I watched a documentary once about Eastern European Jews who moved to The United States after World War II. The interviewer asked a group of rabbis why they thought this particular group had been able to retain its values and community even after living several generations in this country.
“We made an important decision,” one of the rabbis said. “We saw how Christians and earlier groups of Jews in America had invested in large and beautiful sanctuaries. They poured most of their resources into adults. We decided to build simple worship spaces so we could invest most of our resources into our children. In fact, most of our rabbis worked secular jobs so we could pay pay our children’s teachers well.”
In short: Hasidic Jews built schools. They used their tithe to support education. They focused their energies on equipping children to thrive as Jews in a secular environment.
I thought about that documentary recently as I drove to a speaking engagement at the Agathos Classical Christian Academy banquet in Colombia Tennessee.
As I drove that an hour or so to the banquet, I passed numerous churches. Many of them were large. Most of them were empty and dark. It dawned on me that these campuses represent a vast physical resource which, in most cases, is grossly underutilized. Meanwhile, schools like Agathos struggle to do something most churches no longer really do: instruct Christian children in the values and beliefs of Christian faith.
I realize I am in a decided minority when I claim that the greatest single tragedy of modern American Christianity is the loss of catechism. What I mean by catechism is simply the intentional instruction of our youth in the principles and values of the faith. Modern church work simply does not value that. Nor do we tend to value those who do it. Pastors, including children and youth pastors, are rarely judged by how well they instill the lessons of scripture in our children and youth. They are judged by how many people they attract to the church, people who will hopefully pay the bills that support the church’s campus and programs. Why that is even important if we don't know what we believe is not a question we often stop to ask.
Many, if not most of our children grow up in an “effective youth group” without ever really learning the essence of Christian faith. They usually make some sort of profession of faith along the way, (whatever that means in the long run) they hear warnings about the dangers of drugs and sex; they just don't learn how St. Paul’s Book of Romans remains relevant in today’s world.
Even after our our kids began studying trigonometry and the principles of abnormal psychology at school, our churches keep leading them in singing emotional ditties, listening to empty platitudes and clichés, and then inviting them to eat pizza. That is supposed to keep our kids convinced that our faith is about more than maintaining our large church corporations, remnants of ancient and unreflected myths that have little to say to today's world.

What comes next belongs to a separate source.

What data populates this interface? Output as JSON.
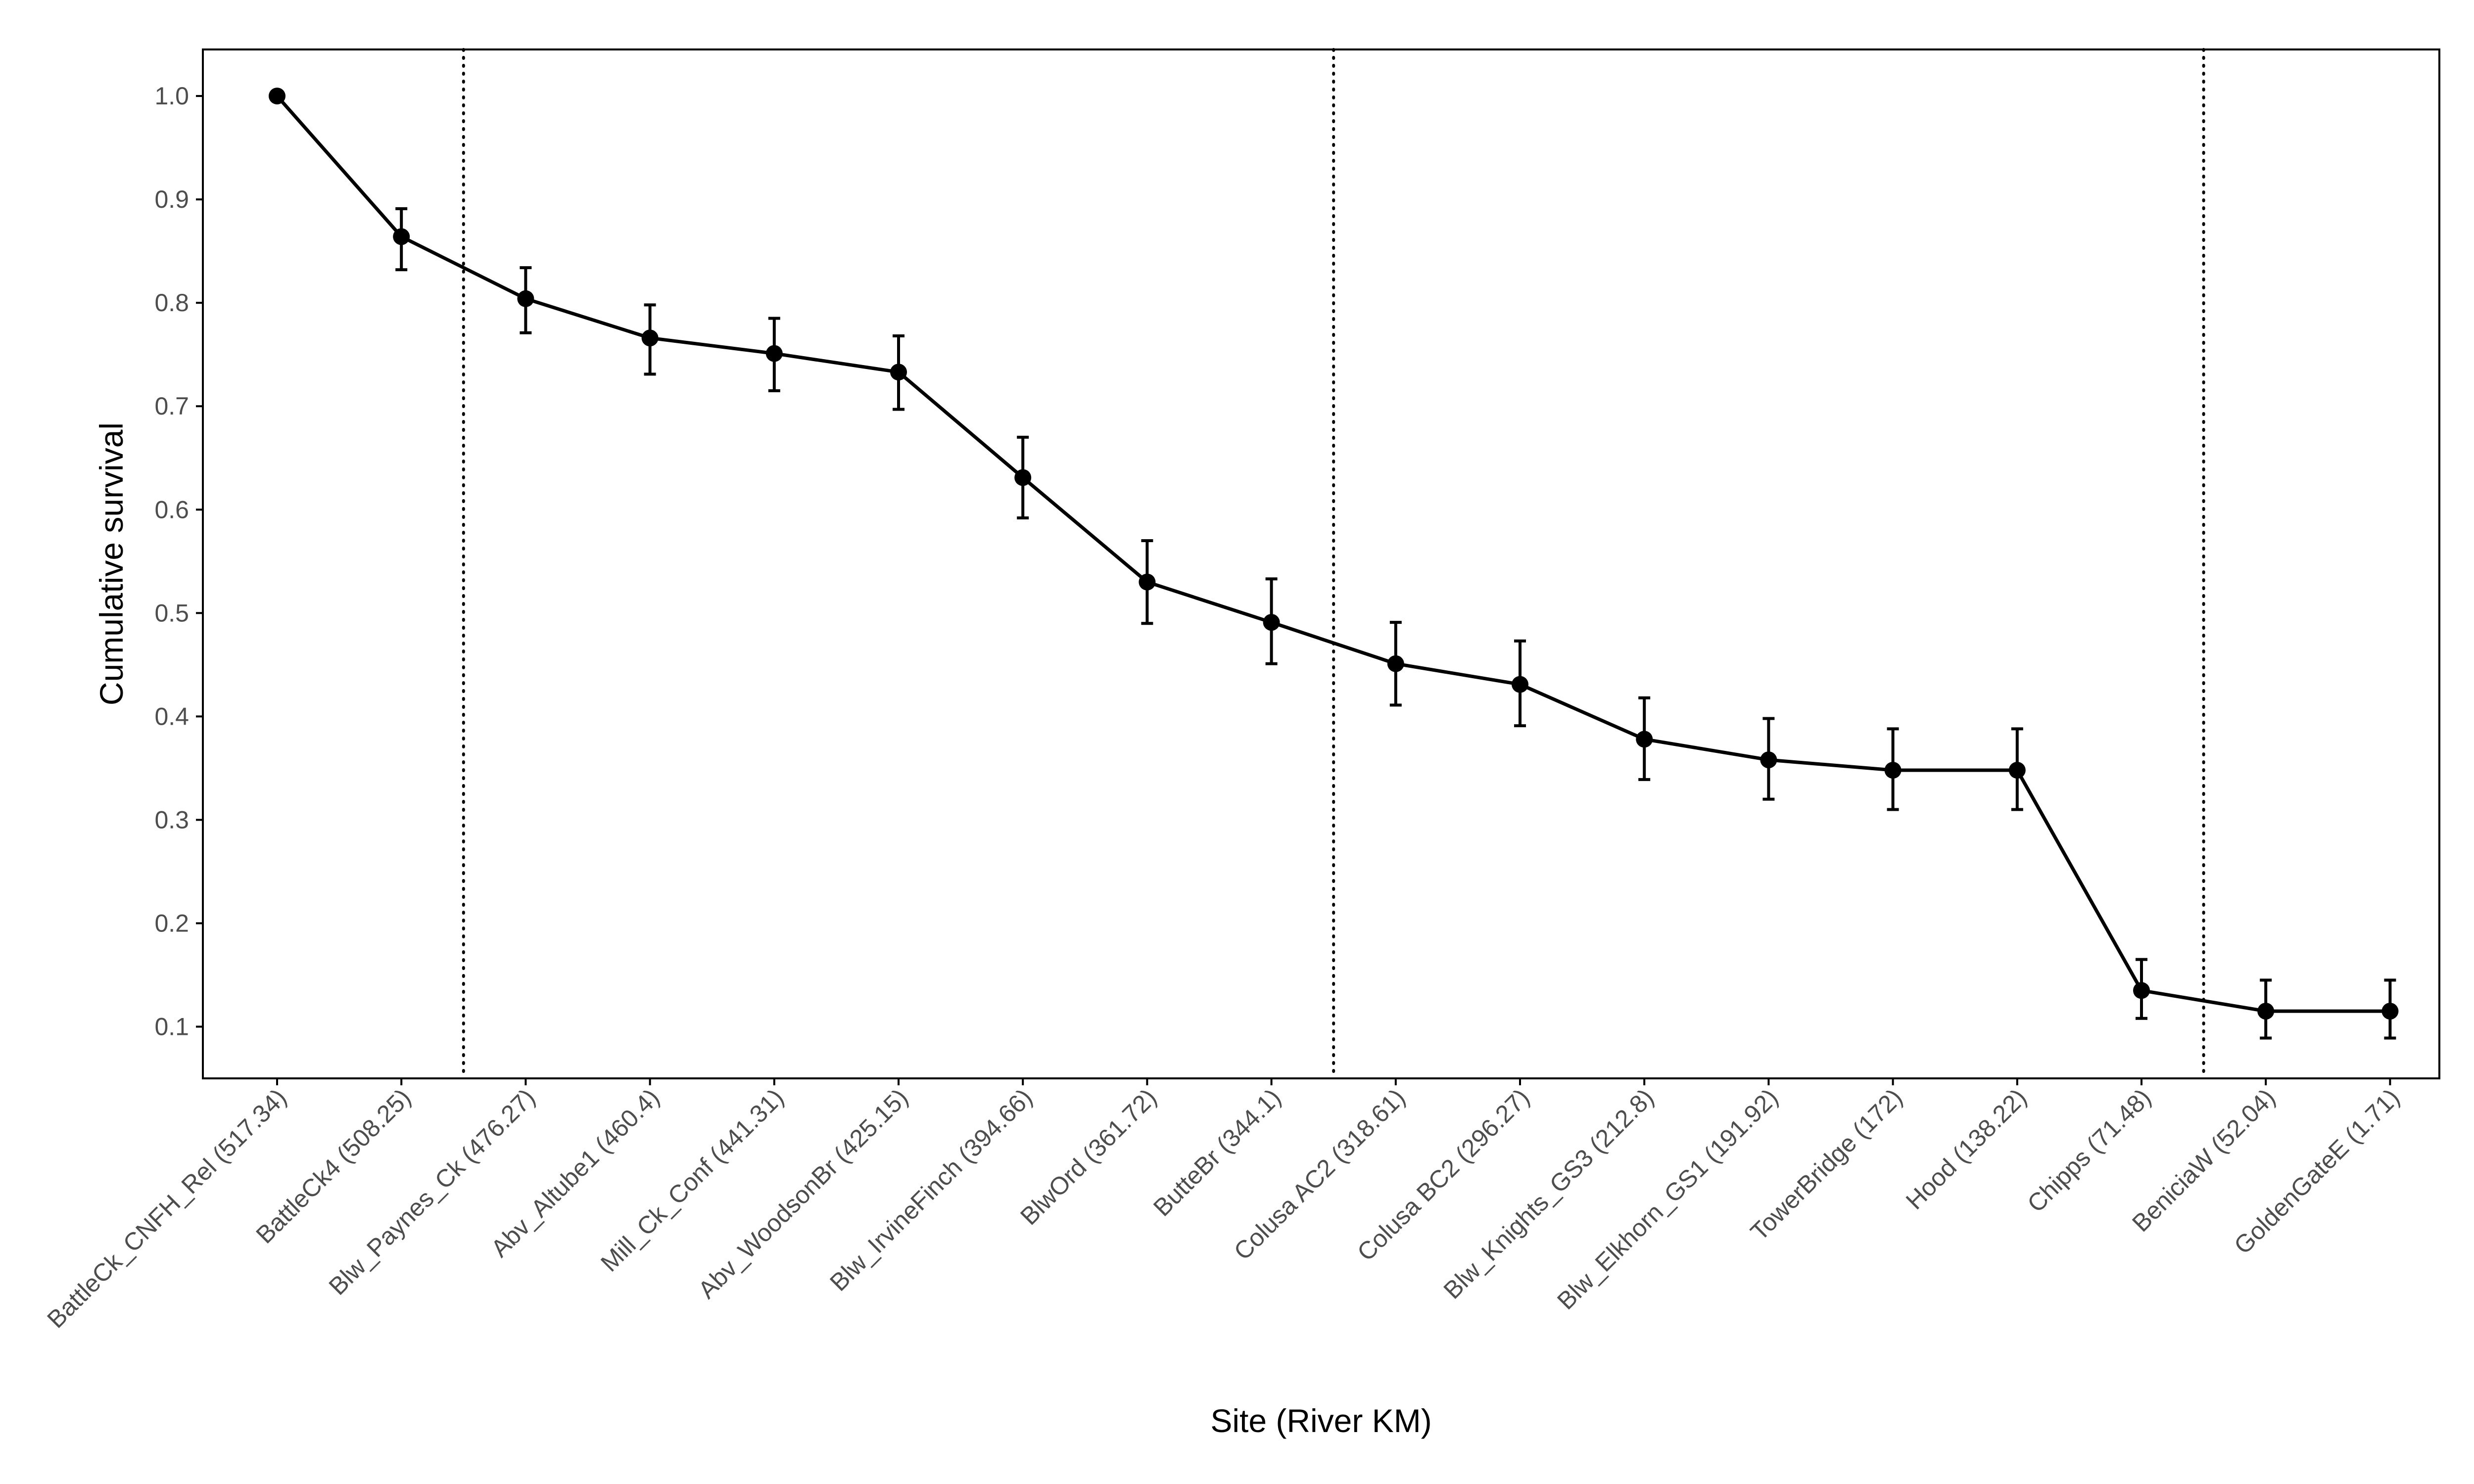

I know, church leaders often moan and groan about the loss of our young adults. We usually determine that the cause must be the lighting, the music, young peoples’ lack of opportunities to enter church leadership – anything other than the fact we might be losing young adults because what we say and do doesn’t seem to have much substance once one becomes a mature, educated adult.
Historically, Christianity placed a high value on learning. Christians founded a huge percentage of the world’s universities and other kinds of schools. Many colleges in non-Christian nations have Christian foundations. However, for several generations now, we have been playing the fool when it comes to education. There are large and influential parts of our faith in the United States that see no connection between subjects like science, math and the like and faith. Is it any wonder then that we lose some of our most intellectually gifted children, generation after generation?
What should we expect?
Ok. At this point I am cursing the darkness. This is an old complaint and repeating it once more doesn’t really help.

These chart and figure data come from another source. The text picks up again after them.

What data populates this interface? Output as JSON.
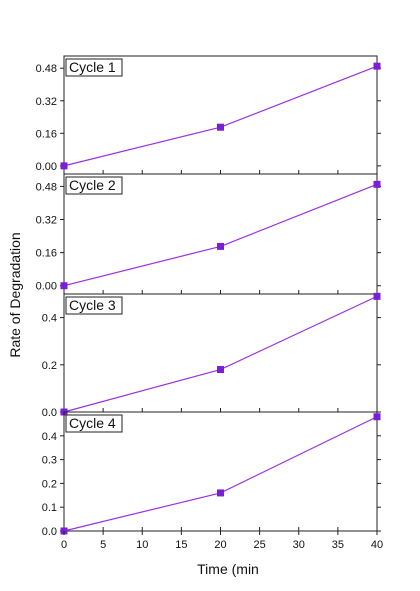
{
  "chart_data": {
    "type": "line",
    "layout": "stacked-panels",
    "shared_x": true,
    "xlabel": "Time (min",
    "ylabel": "Rate of Degradation",
    "xlim": [
      0,
      40
    ],
    "xticks": [
      0,
      5,
      10,
      15,
      20,
      25,
      30,
      35,
      40
    ],
    "line_color": "#9b30e0",
    "marker_color": "#7b1fd6",
    "marker": "square",
    "panels": [
      {
        "label": "Cycle 1",
        "x": [
          0,
          20,
          40
        ],
        "y": [
          0.0,
          0.19,
          0.49
        ],
        "ylim": [
          -0.04,
          0.54
        ],
        "yticks": [
          0.0,
          0.16,
          0.32,
          0.48
        ],
        "ytick_labels": [
          "0.00",
          "0.16",
          "0.32",
          "0.48"
        ]
      },
      {
        "label": "Cycle 2",
        "x": [
          0,
          20,
          40
        ],
        "y": [
          0.0,
          0.19,
          0.49
        ],
        "ylim": [
          -0.04,
          0.54
        ],
        "yticks": [
          0.0,
          0.16,
          0.32,
          0.48
        ],
        "ytick_labels": [
          "0.00",
          "0.16",
          "0.32",
          "0.48"
        ]
      },
      {
        "label": "Cycle 3",
        "x": [
          0,
          20,
          40
        ],
        "y": [
          0.0,
          0.18,
          0.49
        ],
        "ylim": [
          0.0,
          0.5
        ],
        "yticks": [
          0.0,
          0.2,
          0.4
        ],
        "ytick_labels": [
          "0.0",
          "0.2",
          "0.4"
        ]
      },
      {
        "label": "Cycle 4",
        "x": [
          0,
          20,
          40
        ],
        "y": [
          0.0,
          0.16,
          0.48
        ],
        "ylim": [
          0.0,
          0.5
        ],
        "yticks": [
          0.0,
          0.1,
          0.2,
          0.3,
          0.4
        ],
        "ytick_labels": [
          "0.0",
          "0.1",
          "0.2",
          "0.3",
          "0.4"
        ]
      }
    ]
  }
}
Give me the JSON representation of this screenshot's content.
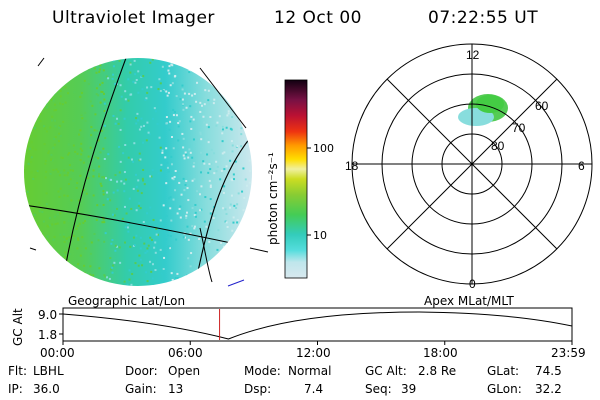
{
  "header": {
    "app_title": "Ultraviolet Imager",
    "date": "12 Oct 00",
    "time": "07:22:55 UT"
  },
  "colorbar": {
    "unit_label": "photon cm⁻²s⁻¹",
    "ticks": [
      "100",
      "10"
    ],
    "scale": "log"
  },
  "polar_plot": {
    "mlt_labels": [
      "12",
      "18",
      "6",
      "0"
    ],
    "mlat_labels": [
      "60",
      "70",
      "80"
    ]
  },
  "panel_labels": {
    "left": "Geographic Lat/Lon",
    "right": "Apex MLat/MLT"
  },
  "timeline": {
    "ylabel": "GC Alt",
    "ymax": "9.0",
    "ymin": "1.8",
    "ticks": [
      "00:00",
      "06:00",
      "12:00",
      "18:00",
      "23:59"
    ],
    "current_time_fraction": 0.3076
  },
  "info": {
    "filter_label": "Flt:",
    "filter_value": "LBHL",
    "ip_label": "IP:",
    "ip_value": "36.0",
    "door_label": "Door:",
    "door_value": "Open",
    "gain_label": "Gain:",
    "gain_value": "13",
    "mode_label": "Mode:",
    "mode_value": "Normal",
    "dsp_label": "Dsp:",
    "dsp_value": "7.4",
    "gcalt_label": "GC Alt:",
    "gcalt_value": "2.8 Re",
    "seq_label": "Seq:",
    "seq_value": "39",
    "glat_label": "GLat:",
    "glat_value": "74.5",
    "glon_label": "GLon:",
    "glon_value": "32.2"
  },
  "colors": {
    "marker": "#cc2222",
    "accent_line": "#2222cc"
  }
}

People like the folk at Agathos are doing something more. They are lighting candles.
I wish you could meet their students. These normal American kids study their lessons and learn their material. They are also Christians, preparing to live and behave as believers making a contribution within an increasingly secular world.
I see this quality often in children who go to classical schools. These schools produce children who make friends with adults, who express clear opinions, and who learn how to respectfully disagree and debate their options. In other words, these schools produce educated, mature Christians. That is something our churches are not doing nearly as well.
As a pastor, I cannot help but think that if we turned even a third of our church campuses into good schools, or even turned over our church campuses to these schools during the day, we might do immeasurable good for the future of our faith.
It goes without saying that Christian schools need to actually educate children. Christian brainwashing is not really education. Education is the process of teaching people how to think for themselves. That is why I insist that the classical model is the quintessential model for delivering a quality Christian education. It doesn't always produce believers because when a person really learns to think he or she has a real choice to make about faith. However, those who do authentically chose the faith are actually making a choice; they are not merely going to church occasionally to keep mom and dad happy.
If our faith is actually true and not merely comforting; if it still has the power to produce a Bach, an Aquinas, a Mendel or a John Adams, then it is time that we get back to doing the kinds of things that encourage such people to development.
So here’s a shout out to the folks at Agathos and all the other great schools in our area. You are lighting candles and a few of us see them. And here is a plea to our pastors and other Christian leaders – lets help these folk build up the future of our Lord’s church in this country. Let’s share our resources with them. Let’s keep them encouraged by acknowledging their enormous worth in advancing the cause of Christ.